Google is making this convergence possible by taking a platform-centric approach through its Security Command Center, or SCC. Hemrajani said SCC is designed to unify security categories such as cloud security posture management, Kubernetes security posture management, entitlement management and threat intelligence. Security information and event management and security orchestration, automation and response also need to converge.
“SCC is bringing all of these together to be able to model the risk that you are exposed to in a holistic manner,” he said. “We also realize that there is a power of convergence between cloud risk management and security operations. We need to converge them even further and bring them together to truly benefit.”
Transforming SecOps
The volume, velocity and variety of threats have expanded manifold over the decades, and legacy SecOps is not suitable for accurately detecting such threats. First, there isn’t enough telemetry data or context to derive insights and analyze the root cause. It is unclear if the threat and the threat actor are relevant to the organization.

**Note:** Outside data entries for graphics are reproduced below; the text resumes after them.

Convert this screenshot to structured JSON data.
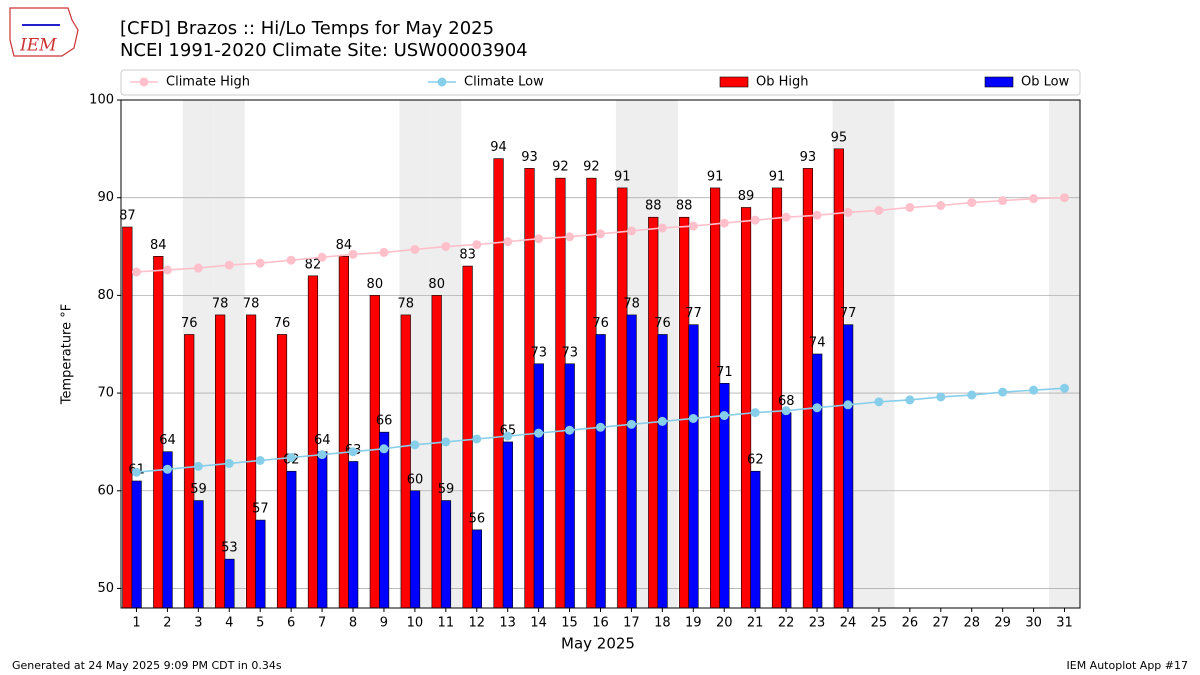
{
  "chart_data": {
    "type": "bar",
    "logo": "IEM",
    "title": "[CFD] Brazos :: Hi/Lo Temps for May 2025",
    "subtitle": "NCEI 1991-2020 Climate Site: USW00003904",
    "x_label": "May 2025",
    "y_label": "Temperature °F",
    "x": [
      1,
      2,
      3,
      4,
      5,
      6,
      7,
      8,
      9,
      10,
      11,
      12,
      13,
      14,
      15,
      16,
      17,
      18,
      19,
      20,
      21,
      22,
      23,
      24,
      25,
      26,
      27,
      28,
      29,
      30,
      31
    ],
    "xlim": [
      0.5,
      31.5
    ],
    "xticks": [
      1,
      2,
      3,
      4,
      5,
      6,
      7,
      8,
      9,
      10,
      11,
      12,
      13,
      14,
      15,
      16,
      17,
      18,
      19,
      20,
      21,
      22,
      23,
      24,
      25,
      26,
      27,
      28,
      29,
      30,
      31
    ],
    "ylim": [
      48,
      100
    ],
    "yticks": [
      50,
      60,
      70,
      80,
      90,
      100
    ],
    "grid": true,
    "shaded_days": [
      3,
      4,
      10,
      11,
      17,
      18,
      24,
      25,
      31
    ],
    "series": [
      {
        "name": "Climate High",
        "type": "line",
        "color": "#ffc0cb",
        "values": [
          82.4,
          82.6,
          82.8,
          83.1,
          83.3,
          83.6,
          83.9,
          84.2,
          84.4,
          84.7,
          85.0,
          85.2,
          85.5,
          85.8,
          86.0,
          86.3,
          86.6,
          86.9,
          87.1,
          87.4,
          87.7,
          88.0,
          88.2,
          88.5,
          88.7,
          89.0,
          89.2,
          89.5,
          89.7,
          89.9,
          90.0
        ]
      },
      {
        "name": "Climate Low",
        "type": "line",
        "color": "#87ceeb",
        "values": [
          61.9,
          62.2,
          62.5,
          62.8,
          63.1,
          63.4,
          63.7,
          64.0,
          64.3,
          64.7,
          65.0,
          65.3,
          65.6,
          65.9,
          66.2,
          66.5,
          66.8,
          67.1,
          67.4,
          67.7,
          68.0,
          68.2,
          68.5,
          68.8,
          69.1,
          69.3,
          69.6,
          69.8,
          70.1,
          70.3,
          70.5
        ]
      },
      {
        "name": "Ob High",
        "type": "bar",
        "color": "#ff0000",
        "values": [
          87,
          84,
          76,
          78,
          78,
          76,
          82,
          84,
          80,
          78,
          80,
          83,
          94,
          93,
          92,
          92,
          91,
          88,
          88,
          91,
          89,
          91,
          93,
          95,
          null,
          null,
          null,
          null,
          null,
          null,
          null
        ]
      },
      {
        "name": "Ob Low",
        "type": "bar",
        "color": "#0000ff",
        "values": [
          61,
          64,
          59,
          53,
          57,
          62,
          64,
          63,
          66,
          60,
          59,
          56,
          65,
          73,
          73,
          76,
          78,
          76,
          77,
          71,
          62,
          68,
          74,
          77,
          null,
          null,
          null,
          null,
          null,
          null,
          null
        ]
      }
    ],
    "footer_left": "Generated at 24 May 2025 9:09 PM CDT in 0.34s",
    "footer_right": "IEM Autoplot App #17"
  }
}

Second, traditional security operations require security professionals such as security analysts, but this talent is scarce today.
“Our inference report says that 63% of last year’s breaches were reported by an external entity. We need to minimize that and scale without limits,” Hemrajani said. This gap can be closed through AI-enabled threat intelligence.
Applied Threat Intelligence
“The reality is that taking threat intelligence and arriving at targeted outcomes is still very difficult. Oftentimes that’s because teams are noisy; sometimes they just won’t intersect the right way or you have underwhelming outcomes. We want to solve that with our new Applied Threat Intelligence offering,” Hemrajani said.
Google Cloud believes Applied Threat Intelligence can help identify and respond to threats more proactively. It does so by continually analyzing and evaluating security telemetry against indicators of compromise, which are curated by Mandiant’s threat intelligence team.
Secret Sauce: SecLM
General-purpose LLMs are not capable of solving real-world security problems. Google is, therefore, infusing gen AI capabilities into its security products and platforms with SecLM, a security-specialized API. The API combines multiple models, business logic, retrieval and grounding into a cohesive system that can help solve security-related tasks with minimal input.
According to a Google whitepaper titled, “Product Vision for AI Security,” SecLM is tuned for security-specific tasks and is benefiting from the latest advances in AI from Google DeepMind as well as Google’s threat intelligence and security data. By using the Vertex AI serving platform, SecLM can offer enterprise-grade privacy, security and compliance guarantees. It does not save customer prompts and responses or use them to train Google’s models (refer to the below image).
“SecLM [part of Gemini in security] can help our clients transform their security operations by bringing security insights to gen AI solutions in an open and extensible platform. We see our SOC modernization efforts particularly benefiting from the faster time to value enabled by SecLM’s customization and orchestration capabilities,” said Upen Sachdev, principal, Deloitte & Touche.